La chancelière allemande, Angela Merkel, et le président turc, Recep Tayyip Erdogan, au palais présidentiel turc, à Ankara, le 2 février 2017. | © UMIT BEKTAS / REUTERS

En visite en Turquie pour la première fois depuis le coup d’état manqué de juillet 2016, Angela Merkel a annoncé jeudi 2 février avoir fait part à Recep Tayyip Erdogan de ses préoccupations sur l’état de la liberté d’expression et de la liberté de la presse en Turquie, lors d’un point de presse conjoint à Ankara.

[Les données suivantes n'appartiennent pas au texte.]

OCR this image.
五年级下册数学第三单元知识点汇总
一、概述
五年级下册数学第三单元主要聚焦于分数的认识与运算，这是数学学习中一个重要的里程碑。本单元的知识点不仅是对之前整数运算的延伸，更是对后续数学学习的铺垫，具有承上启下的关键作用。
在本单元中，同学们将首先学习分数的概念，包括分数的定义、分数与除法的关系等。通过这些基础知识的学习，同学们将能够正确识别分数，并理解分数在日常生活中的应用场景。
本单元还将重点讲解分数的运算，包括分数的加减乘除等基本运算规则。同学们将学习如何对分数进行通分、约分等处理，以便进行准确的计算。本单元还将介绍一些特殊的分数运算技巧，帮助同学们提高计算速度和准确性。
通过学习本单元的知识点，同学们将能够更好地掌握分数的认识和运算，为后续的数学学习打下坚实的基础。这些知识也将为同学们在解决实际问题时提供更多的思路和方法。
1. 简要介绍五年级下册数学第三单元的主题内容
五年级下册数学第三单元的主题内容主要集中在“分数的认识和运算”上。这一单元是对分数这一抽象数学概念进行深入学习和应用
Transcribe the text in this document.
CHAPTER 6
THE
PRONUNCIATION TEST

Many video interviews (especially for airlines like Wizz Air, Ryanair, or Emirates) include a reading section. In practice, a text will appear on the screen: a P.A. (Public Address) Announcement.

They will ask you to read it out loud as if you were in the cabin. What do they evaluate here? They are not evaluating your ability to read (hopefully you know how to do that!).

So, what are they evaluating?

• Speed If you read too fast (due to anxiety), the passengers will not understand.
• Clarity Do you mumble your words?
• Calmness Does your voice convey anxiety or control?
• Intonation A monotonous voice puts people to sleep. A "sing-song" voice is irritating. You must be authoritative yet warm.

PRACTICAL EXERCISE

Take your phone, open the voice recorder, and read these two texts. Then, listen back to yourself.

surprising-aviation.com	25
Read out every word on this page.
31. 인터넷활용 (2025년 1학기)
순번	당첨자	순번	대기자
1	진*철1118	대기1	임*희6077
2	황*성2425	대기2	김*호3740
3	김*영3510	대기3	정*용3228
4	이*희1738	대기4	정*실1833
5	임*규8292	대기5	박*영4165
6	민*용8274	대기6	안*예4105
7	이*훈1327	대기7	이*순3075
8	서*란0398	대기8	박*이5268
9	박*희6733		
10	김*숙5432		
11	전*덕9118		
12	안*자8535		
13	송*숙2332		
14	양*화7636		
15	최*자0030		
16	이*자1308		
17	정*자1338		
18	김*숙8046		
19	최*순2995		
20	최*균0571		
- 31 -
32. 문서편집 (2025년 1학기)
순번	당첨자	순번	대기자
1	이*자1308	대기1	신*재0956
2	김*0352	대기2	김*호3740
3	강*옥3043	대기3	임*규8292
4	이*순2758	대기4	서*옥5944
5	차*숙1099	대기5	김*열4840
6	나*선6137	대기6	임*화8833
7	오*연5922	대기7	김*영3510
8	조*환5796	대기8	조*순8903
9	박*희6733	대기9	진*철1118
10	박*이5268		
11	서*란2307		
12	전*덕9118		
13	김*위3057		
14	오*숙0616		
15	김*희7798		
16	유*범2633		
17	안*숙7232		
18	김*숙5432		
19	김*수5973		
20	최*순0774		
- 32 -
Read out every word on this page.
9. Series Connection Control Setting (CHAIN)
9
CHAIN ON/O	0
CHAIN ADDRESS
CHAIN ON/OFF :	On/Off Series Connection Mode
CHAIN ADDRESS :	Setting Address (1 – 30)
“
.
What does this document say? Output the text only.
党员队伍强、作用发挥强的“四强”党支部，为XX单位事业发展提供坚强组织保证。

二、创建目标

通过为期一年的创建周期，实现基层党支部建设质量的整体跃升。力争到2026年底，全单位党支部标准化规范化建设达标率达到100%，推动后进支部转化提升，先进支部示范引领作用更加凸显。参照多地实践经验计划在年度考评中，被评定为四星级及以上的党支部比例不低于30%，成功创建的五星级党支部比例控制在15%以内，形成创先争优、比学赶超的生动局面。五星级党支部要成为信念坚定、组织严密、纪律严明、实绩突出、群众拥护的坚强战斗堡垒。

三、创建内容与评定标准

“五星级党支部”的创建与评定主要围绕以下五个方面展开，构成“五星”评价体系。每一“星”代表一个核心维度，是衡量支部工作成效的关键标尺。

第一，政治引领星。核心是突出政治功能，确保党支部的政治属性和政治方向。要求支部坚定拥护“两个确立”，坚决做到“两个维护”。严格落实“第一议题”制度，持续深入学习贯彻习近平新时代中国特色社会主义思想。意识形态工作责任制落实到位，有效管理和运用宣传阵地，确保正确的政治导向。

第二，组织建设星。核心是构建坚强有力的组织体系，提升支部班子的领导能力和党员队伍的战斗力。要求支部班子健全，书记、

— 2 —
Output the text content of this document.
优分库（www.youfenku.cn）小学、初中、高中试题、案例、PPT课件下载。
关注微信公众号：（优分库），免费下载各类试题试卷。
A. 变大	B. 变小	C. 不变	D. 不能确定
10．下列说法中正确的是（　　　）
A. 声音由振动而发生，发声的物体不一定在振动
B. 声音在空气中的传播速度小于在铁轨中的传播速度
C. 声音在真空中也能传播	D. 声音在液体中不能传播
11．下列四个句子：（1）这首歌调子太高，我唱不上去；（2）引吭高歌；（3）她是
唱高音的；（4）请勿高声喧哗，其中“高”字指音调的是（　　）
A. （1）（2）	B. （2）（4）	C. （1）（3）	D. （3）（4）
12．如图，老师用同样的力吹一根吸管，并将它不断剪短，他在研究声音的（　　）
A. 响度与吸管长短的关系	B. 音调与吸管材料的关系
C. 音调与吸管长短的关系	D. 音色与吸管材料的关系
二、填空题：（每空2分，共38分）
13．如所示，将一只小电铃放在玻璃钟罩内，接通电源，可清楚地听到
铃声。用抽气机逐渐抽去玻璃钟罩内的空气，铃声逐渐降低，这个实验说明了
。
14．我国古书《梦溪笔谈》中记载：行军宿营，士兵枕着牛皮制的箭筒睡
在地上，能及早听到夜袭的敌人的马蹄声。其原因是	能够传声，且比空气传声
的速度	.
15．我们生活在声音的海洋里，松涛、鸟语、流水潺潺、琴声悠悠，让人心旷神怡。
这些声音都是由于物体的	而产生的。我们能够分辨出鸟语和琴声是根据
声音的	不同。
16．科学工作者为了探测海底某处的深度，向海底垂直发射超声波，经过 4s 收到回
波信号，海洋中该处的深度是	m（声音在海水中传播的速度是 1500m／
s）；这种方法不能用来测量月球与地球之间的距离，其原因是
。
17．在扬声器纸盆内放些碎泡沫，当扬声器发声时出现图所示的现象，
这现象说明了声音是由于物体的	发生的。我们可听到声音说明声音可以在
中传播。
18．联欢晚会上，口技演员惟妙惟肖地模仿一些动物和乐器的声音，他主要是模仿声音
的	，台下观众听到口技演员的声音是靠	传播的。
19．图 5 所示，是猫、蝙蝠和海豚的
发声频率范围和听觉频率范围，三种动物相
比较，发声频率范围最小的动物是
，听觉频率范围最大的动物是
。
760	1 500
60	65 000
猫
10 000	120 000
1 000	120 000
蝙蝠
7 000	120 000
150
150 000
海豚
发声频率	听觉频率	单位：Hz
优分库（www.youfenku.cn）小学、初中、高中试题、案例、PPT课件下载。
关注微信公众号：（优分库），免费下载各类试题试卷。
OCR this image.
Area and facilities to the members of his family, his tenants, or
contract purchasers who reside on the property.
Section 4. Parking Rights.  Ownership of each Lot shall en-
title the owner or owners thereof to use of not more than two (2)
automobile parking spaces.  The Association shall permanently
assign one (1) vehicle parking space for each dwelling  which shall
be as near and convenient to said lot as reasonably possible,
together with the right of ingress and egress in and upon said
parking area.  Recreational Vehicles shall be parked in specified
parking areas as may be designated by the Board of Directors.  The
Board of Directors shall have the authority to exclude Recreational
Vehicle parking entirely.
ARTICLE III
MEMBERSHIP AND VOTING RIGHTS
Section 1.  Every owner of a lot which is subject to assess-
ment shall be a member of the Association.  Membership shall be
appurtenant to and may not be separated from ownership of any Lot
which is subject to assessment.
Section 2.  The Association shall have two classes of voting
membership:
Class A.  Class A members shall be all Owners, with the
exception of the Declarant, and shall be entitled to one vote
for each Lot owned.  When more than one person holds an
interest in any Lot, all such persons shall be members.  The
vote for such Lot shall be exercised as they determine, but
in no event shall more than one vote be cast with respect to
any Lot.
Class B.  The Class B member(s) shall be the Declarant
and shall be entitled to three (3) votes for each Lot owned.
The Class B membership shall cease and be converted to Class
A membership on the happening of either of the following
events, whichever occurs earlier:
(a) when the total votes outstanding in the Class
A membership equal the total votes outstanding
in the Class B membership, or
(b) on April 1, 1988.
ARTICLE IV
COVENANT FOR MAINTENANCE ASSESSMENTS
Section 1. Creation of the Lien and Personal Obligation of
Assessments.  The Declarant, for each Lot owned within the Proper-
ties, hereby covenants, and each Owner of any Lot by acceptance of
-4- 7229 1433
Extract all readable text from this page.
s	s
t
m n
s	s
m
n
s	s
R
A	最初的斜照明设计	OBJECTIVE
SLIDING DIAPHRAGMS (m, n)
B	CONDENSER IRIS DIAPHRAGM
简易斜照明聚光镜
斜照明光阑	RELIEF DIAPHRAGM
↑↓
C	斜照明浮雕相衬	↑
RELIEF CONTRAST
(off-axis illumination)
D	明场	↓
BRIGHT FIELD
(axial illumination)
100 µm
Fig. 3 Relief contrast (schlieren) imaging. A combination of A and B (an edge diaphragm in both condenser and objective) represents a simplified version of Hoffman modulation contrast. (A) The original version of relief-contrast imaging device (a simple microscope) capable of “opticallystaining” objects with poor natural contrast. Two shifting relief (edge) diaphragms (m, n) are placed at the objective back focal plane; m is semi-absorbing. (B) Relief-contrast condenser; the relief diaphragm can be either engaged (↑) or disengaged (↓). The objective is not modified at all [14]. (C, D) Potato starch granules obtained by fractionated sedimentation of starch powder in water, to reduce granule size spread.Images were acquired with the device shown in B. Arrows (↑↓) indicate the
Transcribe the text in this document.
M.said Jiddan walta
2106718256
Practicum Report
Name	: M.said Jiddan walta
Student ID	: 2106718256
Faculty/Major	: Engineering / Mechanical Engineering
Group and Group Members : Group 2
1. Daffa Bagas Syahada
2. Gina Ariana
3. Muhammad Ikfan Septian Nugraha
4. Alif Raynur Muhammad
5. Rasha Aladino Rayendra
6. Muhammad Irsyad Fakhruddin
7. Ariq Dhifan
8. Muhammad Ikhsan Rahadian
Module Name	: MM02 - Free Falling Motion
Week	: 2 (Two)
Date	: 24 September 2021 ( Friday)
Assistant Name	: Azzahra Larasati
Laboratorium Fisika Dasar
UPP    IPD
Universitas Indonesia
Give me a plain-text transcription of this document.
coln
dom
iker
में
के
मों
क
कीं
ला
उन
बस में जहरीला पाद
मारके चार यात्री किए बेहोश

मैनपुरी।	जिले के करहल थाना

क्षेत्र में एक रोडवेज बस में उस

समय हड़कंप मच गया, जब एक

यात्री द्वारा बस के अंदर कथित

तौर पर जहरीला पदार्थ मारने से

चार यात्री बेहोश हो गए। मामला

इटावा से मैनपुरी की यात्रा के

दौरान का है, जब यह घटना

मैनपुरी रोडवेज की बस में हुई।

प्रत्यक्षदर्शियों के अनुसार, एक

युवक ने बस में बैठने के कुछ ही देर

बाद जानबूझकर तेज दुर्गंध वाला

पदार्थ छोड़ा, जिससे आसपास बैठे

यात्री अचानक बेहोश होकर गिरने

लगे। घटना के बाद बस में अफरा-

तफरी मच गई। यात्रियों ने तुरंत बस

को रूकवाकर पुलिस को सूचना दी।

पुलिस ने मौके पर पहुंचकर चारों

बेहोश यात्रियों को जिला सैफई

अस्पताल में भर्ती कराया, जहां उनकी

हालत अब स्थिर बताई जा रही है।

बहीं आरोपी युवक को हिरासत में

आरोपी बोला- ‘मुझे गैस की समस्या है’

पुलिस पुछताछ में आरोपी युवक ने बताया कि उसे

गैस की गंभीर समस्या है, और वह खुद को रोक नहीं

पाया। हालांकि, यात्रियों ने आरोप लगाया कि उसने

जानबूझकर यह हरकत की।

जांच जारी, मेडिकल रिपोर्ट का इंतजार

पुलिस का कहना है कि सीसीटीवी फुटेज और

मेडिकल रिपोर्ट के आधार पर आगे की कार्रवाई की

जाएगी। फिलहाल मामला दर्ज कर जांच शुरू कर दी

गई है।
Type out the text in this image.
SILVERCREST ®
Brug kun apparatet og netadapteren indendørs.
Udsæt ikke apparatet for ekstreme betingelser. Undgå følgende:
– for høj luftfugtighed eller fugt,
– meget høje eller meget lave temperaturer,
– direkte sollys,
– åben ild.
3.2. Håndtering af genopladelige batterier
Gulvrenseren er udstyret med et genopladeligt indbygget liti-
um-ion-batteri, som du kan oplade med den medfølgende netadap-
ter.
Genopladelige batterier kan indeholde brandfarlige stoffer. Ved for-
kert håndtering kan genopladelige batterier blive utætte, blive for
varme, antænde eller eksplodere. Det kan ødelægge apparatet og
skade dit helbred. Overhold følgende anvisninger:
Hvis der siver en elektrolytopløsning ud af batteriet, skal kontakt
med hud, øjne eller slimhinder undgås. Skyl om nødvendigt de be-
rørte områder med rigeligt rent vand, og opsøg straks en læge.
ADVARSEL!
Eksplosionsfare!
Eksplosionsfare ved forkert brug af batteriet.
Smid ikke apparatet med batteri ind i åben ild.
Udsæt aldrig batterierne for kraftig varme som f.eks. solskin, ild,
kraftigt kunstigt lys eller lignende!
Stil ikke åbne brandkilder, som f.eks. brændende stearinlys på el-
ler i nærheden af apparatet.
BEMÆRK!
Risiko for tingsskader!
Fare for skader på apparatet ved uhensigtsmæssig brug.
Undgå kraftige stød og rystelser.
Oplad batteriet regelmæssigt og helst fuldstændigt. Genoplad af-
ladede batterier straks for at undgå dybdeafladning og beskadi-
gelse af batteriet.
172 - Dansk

« Avec le putsch, nous avons vu comment le peuple turc s’était levé pour la démocratie et les règles de la démocratie en Turquie », a déclaré la chancelière. Puis, citant les difficultés rencontrées par des correspondants des médias allemands à obtenir leur carte de presse turque, elle a ajouté :

« C’est exactement pourquoi, dans cette phase décisive, il est important que la liberté d’opinion soit respectée et, en relation avec cela, nous avons discuté de la liberté de la presse. »

Demande de garanties sur la réforme constitutionnelle

Mme Merkel a souligné que « la séparation des pouvoirs et la liberté d’expression d[evai]ent être garanties » dans la révision constitutionnelle voulue par M. Erdogan et soumise à référendum en avril. La chancelière a également estimé que cette consultation populaire devrait être supervisée par une délégation de l’Organisation pour la sécurité et la coopération en Europe (OSCE).

De son côté, M. Erdogan a balayé les critiques formulées par des opposants turcs, qui dénoncent une dérive autoritaire et redoutent que, si la réforme est définitivement adoptée, le président puisse intervenir directement dans le fonctionnement de la justice.

« Cela n’a absolument aucun fondement (…) Il y a un organe législatif, l’exécutif est également là, de même que la justice (…). Il n’est pas question de mettre fin à la séparation des pouvoirs. »

Les deux dirigeants ont également parlé du pacte sur les migrants conclu en mars 2016 entre la Turquie et l’UE, de la situation en Syrie et en Irak, ainsi que des relations commerciales, a précisé M. Erdogan.

Le déplacement en Turquie de Mme Merkel, qui doit également rencontrer le premier ministre turc, Binali Yildirim, et des opposants, survient alors que les relations entre Ankara et Berlin se sont sensiblement dégradées depuis le putsch manqué en juillet.

On ignore si le cas de la quarantaine d’officiers turcs de l’Organidation du traité de l’Atlantique nord qui a demandé l’asile politique en Allemagne a été abordé par les deux dirigeants.

Ankara met en garde Athènes

En parallèle de la visite d’Angela Merkel jeudi, les autorités turques ont exprimé leur mécontentement après la décision de la justice grecque la semaine passée de refuser l’extradition de huit militaires soupçonnés d’avoir pris part au coup d’état manqué.

Accusant Athènes de se livrer à des provocations, Ankara a évoqué un « point de non-retour » si les tensions continuaient de s’aggraver. Mercredi, Athènes a signalé des incursions caractérisées d’un avion militaire turc au-dessus de la mer Egée ; ce que le ministre grec de la défense grec, Panos Kammenos, a qualifié de « comportement de cow-boy ».

« Cela fait longtemps que la Grèce fait de la provocation. Nous nous comportons raisonnablement afin qu’il n’y ait pas de tensions avec nos voisins », a affirmé le ministre des affaires étrangères turc, Mevlut Cavusoglu, cité par le quotidien Hurriyet. « Nous savons comment apporter la réponse appropriée. Si la situation se dégrade, ce qu’a Dieu ne plaise, si se produit un incident hasardeux, il n’y aura pas de retour », a-t-il ajouté.